Level 5 of Pérez s model (What legal frameworks?) comprises all Swiss legislation relating to what Pérez calls ‘metagovernance’, including the previously mentioned 1987 Federal Act on Private International Law (LDIP) and some international legislation such as the 1958 New York Convention (ratified by Switzerland). However, the parties in a dispute may, by common accord, choose to have their case heard under a law other than Swiss law, which is the default law for CAS arbitration procedures. Similarly, the parties may agree to the case being heard in a language other than one of the CAS’s two default languages, English and French. Furthermore, if there is no contractual clause obliging the parties to accept arbitration by the CAS, they may submit their dispute to the civil courts in their country of residence or to any other arbitrational authority (including the CAS by later agreement). However, all international sport federations currently oblige their athletes to accept arbitration by CAS when they sign their entry form for a competition.
In 2019, the LDIP has been revised in order to maintain Switzerland as a major, attractive centre for arbitration. Several countries, including Germany, Canada, France, New Zealand, and the United Kingdom, have national courts of arbitration for sport that are not affiliated to the CAS. (The CAS can also accept cases in which both parties are Swiss if they are not resident of the same canton.) The obligation for athletes to submit disputes to the CAS, imposed by many IFs and sports competitions, has been judged to be legally acceptable and not to be an abuse of their dominant position in the market (judgment in the Pechstein case).

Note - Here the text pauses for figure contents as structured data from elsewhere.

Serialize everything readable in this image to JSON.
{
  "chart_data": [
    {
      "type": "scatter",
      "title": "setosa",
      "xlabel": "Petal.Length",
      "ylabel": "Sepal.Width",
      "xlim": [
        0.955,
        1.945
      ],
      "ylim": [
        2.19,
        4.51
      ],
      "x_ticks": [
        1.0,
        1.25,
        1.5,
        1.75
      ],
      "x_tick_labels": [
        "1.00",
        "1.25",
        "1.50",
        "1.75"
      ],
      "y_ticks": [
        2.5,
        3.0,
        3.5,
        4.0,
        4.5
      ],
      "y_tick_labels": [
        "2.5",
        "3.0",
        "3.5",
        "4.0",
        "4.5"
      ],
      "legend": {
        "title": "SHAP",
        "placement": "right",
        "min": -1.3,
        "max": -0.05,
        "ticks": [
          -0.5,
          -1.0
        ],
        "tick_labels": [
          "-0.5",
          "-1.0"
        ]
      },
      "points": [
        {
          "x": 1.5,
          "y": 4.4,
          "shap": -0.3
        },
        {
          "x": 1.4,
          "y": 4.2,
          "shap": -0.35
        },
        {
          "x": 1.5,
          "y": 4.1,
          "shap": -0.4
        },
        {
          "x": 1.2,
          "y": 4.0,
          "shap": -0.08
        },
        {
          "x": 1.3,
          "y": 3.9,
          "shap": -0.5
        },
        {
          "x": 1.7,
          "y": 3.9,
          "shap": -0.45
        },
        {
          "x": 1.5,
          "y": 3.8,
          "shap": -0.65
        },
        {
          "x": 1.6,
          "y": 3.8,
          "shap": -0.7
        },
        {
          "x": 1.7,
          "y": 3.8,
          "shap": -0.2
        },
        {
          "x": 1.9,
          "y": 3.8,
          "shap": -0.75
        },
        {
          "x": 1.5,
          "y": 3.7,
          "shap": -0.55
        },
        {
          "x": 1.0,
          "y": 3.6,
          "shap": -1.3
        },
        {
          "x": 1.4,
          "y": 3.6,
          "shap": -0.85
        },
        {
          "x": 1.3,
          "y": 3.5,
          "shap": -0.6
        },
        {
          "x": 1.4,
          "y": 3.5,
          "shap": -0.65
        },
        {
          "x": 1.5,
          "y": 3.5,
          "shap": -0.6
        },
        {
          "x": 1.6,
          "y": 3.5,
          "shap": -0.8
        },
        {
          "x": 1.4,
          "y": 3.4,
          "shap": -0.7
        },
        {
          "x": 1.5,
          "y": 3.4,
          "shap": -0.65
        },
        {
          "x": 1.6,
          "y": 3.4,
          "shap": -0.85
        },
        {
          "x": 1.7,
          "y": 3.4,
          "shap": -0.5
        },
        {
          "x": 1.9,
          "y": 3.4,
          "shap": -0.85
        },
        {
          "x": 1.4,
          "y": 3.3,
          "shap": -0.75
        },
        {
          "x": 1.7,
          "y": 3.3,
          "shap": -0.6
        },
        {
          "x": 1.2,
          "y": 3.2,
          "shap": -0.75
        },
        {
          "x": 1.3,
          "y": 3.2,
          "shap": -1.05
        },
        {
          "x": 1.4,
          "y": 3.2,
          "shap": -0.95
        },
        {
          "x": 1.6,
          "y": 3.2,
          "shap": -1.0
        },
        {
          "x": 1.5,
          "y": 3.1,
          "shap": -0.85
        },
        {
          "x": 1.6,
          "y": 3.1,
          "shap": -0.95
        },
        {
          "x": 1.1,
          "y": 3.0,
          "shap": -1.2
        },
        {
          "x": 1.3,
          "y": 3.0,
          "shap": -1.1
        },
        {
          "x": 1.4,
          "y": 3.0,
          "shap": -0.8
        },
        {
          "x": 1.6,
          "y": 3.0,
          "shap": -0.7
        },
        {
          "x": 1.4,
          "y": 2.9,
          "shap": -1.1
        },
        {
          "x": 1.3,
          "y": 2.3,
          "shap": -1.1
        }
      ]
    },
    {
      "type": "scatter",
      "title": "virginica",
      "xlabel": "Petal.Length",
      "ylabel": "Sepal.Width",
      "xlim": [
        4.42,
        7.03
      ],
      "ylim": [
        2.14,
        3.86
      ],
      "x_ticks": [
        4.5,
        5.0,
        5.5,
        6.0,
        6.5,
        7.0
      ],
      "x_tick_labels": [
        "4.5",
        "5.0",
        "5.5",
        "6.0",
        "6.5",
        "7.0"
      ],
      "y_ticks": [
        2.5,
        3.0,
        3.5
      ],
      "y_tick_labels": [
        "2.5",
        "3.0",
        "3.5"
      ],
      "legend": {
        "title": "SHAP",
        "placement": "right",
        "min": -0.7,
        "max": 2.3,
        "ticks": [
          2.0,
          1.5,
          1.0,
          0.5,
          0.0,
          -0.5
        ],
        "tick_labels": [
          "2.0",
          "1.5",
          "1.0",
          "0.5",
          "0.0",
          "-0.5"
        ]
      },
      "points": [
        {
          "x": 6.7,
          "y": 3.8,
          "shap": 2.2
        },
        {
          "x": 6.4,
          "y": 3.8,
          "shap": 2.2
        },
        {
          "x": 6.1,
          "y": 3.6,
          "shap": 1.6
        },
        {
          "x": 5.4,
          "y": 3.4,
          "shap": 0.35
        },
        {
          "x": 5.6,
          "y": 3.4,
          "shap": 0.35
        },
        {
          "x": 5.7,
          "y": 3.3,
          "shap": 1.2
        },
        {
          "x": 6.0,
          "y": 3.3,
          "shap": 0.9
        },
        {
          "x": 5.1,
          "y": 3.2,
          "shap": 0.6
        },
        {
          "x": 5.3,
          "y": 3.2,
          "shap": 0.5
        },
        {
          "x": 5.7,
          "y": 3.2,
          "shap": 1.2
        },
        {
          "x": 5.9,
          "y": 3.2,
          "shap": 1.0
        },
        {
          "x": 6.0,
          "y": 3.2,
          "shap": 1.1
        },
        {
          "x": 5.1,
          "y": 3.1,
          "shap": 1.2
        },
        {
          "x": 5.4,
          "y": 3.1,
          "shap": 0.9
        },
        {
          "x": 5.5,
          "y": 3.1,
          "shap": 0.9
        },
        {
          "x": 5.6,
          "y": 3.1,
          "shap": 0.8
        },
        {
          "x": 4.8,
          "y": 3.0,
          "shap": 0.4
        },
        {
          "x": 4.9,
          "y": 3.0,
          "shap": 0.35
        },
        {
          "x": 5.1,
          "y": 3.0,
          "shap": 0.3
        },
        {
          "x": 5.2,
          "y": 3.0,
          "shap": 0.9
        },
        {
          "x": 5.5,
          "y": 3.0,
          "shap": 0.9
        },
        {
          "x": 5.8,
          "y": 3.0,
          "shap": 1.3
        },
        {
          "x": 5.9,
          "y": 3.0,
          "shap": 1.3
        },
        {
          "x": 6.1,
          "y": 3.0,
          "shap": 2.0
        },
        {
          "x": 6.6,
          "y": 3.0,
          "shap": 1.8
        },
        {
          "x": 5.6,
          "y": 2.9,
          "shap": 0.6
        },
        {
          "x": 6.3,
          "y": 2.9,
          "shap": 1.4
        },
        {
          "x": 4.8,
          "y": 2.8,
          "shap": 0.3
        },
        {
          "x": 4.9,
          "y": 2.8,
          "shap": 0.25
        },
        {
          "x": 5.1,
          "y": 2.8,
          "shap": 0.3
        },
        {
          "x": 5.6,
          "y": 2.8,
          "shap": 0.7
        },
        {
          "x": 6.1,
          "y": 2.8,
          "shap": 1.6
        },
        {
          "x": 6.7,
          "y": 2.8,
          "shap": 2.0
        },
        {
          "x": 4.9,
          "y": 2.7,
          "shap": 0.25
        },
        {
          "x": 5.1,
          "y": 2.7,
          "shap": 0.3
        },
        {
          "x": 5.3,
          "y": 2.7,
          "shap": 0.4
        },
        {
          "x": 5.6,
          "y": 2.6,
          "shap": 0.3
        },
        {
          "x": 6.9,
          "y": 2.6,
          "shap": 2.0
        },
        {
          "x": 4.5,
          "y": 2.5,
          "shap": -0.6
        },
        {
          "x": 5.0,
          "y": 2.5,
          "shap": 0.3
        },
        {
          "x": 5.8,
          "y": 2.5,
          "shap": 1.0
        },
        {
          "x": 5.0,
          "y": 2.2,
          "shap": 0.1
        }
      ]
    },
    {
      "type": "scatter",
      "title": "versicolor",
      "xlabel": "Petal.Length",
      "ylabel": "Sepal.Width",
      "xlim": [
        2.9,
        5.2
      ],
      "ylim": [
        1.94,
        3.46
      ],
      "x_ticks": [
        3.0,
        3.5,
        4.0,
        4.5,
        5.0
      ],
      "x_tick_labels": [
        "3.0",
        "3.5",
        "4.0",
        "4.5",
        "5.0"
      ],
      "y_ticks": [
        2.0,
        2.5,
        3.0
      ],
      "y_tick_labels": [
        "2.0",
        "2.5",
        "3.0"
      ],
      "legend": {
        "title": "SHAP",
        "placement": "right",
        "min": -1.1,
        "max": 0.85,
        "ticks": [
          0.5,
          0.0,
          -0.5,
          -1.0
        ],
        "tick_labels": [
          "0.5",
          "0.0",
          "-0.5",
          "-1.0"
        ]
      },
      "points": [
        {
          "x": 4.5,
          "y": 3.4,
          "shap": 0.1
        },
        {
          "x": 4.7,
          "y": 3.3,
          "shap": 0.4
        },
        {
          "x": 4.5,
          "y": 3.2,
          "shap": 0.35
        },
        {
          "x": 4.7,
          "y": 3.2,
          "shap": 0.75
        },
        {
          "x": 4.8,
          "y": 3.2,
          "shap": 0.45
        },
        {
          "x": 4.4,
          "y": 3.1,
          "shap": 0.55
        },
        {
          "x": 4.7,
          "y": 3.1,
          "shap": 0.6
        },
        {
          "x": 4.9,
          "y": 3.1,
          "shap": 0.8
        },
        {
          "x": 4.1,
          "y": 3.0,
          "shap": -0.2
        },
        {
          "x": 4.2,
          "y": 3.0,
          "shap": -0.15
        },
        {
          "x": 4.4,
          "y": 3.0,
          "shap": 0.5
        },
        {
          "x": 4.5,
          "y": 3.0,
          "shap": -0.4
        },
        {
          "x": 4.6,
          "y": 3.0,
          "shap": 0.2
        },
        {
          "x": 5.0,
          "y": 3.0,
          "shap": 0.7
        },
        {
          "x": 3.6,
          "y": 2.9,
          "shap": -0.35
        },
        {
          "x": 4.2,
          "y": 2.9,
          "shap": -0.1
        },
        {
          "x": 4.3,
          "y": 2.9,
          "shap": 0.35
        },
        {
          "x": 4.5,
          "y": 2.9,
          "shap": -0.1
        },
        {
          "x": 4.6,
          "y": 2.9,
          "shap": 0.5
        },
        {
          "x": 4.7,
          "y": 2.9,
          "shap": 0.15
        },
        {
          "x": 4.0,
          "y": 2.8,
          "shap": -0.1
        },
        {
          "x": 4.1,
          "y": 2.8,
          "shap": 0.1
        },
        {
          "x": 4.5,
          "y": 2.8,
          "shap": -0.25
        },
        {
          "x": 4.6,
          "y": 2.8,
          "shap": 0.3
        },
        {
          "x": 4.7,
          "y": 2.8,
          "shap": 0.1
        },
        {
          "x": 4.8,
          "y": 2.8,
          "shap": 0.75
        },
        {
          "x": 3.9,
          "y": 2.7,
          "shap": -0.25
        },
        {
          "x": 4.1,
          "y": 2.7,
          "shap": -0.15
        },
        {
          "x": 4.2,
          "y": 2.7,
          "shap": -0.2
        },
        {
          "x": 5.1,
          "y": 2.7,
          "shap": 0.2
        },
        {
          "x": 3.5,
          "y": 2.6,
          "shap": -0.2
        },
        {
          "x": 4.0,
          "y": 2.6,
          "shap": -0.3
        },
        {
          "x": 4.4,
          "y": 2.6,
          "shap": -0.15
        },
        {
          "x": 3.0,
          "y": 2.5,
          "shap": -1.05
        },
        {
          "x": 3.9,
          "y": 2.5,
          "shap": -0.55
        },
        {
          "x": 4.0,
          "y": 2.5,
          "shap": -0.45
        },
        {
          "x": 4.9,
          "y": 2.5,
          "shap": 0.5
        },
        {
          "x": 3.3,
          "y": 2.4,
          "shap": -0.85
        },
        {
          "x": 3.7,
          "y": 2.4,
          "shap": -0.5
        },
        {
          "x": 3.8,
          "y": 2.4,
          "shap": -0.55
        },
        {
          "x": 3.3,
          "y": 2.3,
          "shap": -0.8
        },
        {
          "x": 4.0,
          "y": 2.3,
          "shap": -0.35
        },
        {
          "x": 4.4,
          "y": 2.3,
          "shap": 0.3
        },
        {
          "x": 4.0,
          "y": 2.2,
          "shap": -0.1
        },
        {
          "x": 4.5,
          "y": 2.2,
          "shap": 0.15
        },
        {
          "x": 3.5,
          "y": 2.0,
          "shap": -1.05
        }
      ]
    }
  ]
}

All criminal cases are heard in the relevant national courts (as CAS only deals with civil cases). For example, FIFA’s former president Sepp Blatter will face criminal proceedings in Switzerland over allegations of mismanagement and misappropriation of funds (articles 138 and 158 of Switzerland’s criminal code). Revelations of corruption within FIFA had already led to Blatter being banned by FIFA from all footballing activities for eight years, later reduced to six years (sporting sanction). Blatter’s appeal to the CAS was rejected but he decided not to take his case to the Tribunal Fédéral.